Les chèvres de la Marquise.

La lutte s’est depuis partagée entre les prétoires, occupés par les associations de défense de l’environnement dès 2010, et le terrain des Chambaran conquis par les zadistes en 2014. Aux premiers de souligner les faiblesses du dossier de Pierre et Vacances sur le respect des zones humides. Aux seconds d’empêcher le géant du tourisme de croquer la forêt. « S’il n’y avait pas eu l’occupation des terrains, toute la zone concernée aurait été déboisée. Si ça avait été le cas, les zones humides auraient disparu », estime Henri Mora, un membre fondateur de l’opposition au Center Parcs. Devant les tribunaux, les affrontements entre Pierre et Vacances et leurs opposants voient chaque bord accumuler victoires et revers. Une guerre d’usure qui a duré… jusqu’à la capitulation de Gérard Brémond le 8 juillet 2020. En cause, l’autorisation de défrichement, indispensable au projet, devenait caduque à date du 12 juillet. L’homme d’affaires n’aurait pas eu le cœur à poursuivre ce combat embourbé dans une guérilla administrative.

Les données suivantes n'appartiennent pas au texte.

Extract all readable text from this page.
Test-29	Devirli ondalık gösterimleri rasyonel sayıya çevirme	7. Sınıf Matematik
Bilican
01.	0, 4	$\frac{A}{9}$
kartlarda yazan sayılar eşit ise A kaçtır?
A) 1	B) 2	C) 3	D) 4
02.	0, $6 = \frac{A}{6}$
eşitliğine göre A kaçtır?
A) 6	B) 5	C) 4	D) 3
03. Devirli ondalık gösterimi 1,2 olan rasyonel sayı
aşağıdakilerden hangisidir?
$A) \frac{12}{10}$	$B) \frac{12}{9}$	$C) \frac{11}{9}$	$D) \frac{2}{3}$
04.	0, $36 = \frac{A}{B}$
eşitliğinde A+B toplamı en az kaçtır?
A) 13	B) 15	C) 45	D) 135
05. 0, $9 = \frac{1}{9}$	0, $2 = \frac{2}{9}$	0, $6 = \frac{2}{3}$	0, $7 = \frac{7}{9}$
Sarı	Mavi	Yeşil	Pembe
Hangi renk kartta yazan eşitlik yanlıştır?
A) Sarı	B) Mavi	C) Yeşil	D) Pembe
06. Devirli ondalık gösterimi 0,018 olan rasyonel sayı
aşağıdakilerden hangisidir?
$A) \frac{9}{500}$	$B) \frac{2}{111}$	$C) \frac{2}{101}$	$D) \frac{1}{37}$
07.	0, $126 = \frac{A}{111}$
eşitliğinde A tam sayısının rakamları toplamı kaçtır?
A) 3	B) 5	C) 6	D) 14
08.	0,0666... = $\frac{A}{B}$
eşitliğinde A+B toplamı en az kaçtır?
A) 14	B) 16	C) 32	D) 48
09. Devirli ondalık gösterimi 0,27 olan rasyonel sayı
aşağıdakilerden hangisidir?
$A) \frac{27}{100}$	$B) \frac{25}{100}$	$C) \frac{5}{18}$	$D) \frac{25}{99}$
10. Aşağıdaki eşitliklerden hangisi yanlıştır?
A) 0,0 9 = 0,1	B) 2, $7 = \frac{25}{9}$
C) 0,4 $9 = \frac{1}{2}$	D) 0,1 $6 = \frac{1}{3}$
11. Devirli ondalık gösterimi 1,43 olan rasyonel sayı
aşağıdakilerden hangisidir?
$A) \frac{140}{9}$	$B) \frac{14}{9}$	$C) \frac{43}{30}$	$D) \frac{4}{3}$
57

Après la lutte, toujours la lutte ?

L’annonce de l’abandon du projet passée, le goût de victoire s’estompe rapidement. Les terrains des Chambaran sont toujours la propriété de Pierre et Vacances, et les élus locaux ont demandé une nouvelle fois l’expulsion des zadistes. « Actuellement, aucune décision sur le devenir de ce terrain n’a été prise. Ce sujet sera évoqué avec les collectivités locales », indique sobrement le groupe à Reporterre. Quand ? « Compte tenu de l’annonce récente, vous comprendrez qu’il est encore trop tôt pour vous répondre », réplique le groupe. Plusieurs pistes sont actuellement explorées par Pierre et Vacances. « Ce qui est sûr, c’est que nous n’en ferons pas une destination touristique avec hébergements », précise Gérard Brémond, son président, dans une interview au quotidien Les Échos, publiée le 8 juillet 2020. Des déclarations qui incitent à la vigilance pour Henri Mora : « Maintenant que le projet est annulé, il y aura certainement des requins qui vont se pencher sur le sujet avec des idées. Avant le Center Parcs, il y avait un projet de décharge à Roybon. Et avant, l’idée d’en faire un pôle d’attractivité pour les chasseurs. Notre lutte était aussi celle contre ce type de projets qui veulent rentabiliser les territoires à n’importe quel prix. »

La cuisine de la Marquise, ancienne maison de l’ONF.

Dans les bois, la question de l’avenir fait débat parmi les zadistes. Pour Sylvie, une ancienne occupante de la zad et membre de la Coordination Center Parcs - Ni ici ni ailleurs, « l’abandon du Center Parcs n’est qu’une étape dans la lutte, pas la fin. Il y a des avis différents, et une discussion sur le fait de rester ou non. On ne sait pas ce que va devenir le terrain, donc la légitimité de l’occupation tient toujours. Mais, pour dépasser la question de seulement rester sur place, il y a besoin de se lier au devenir de cette forêt. » Où tracer la ligne de la victoire, alors ? Sylvie offre une piste : « Une vraie victoire, ça serait ça : un blocage des projets de Pierre et Vacances qui apporte une réflexion aux endroits où les oppositions se manifestent, une remise en cause du modèle de développement économique et d’aménagement territorial qui pousse à l’artificialisation et la marchandisation de la forêt. »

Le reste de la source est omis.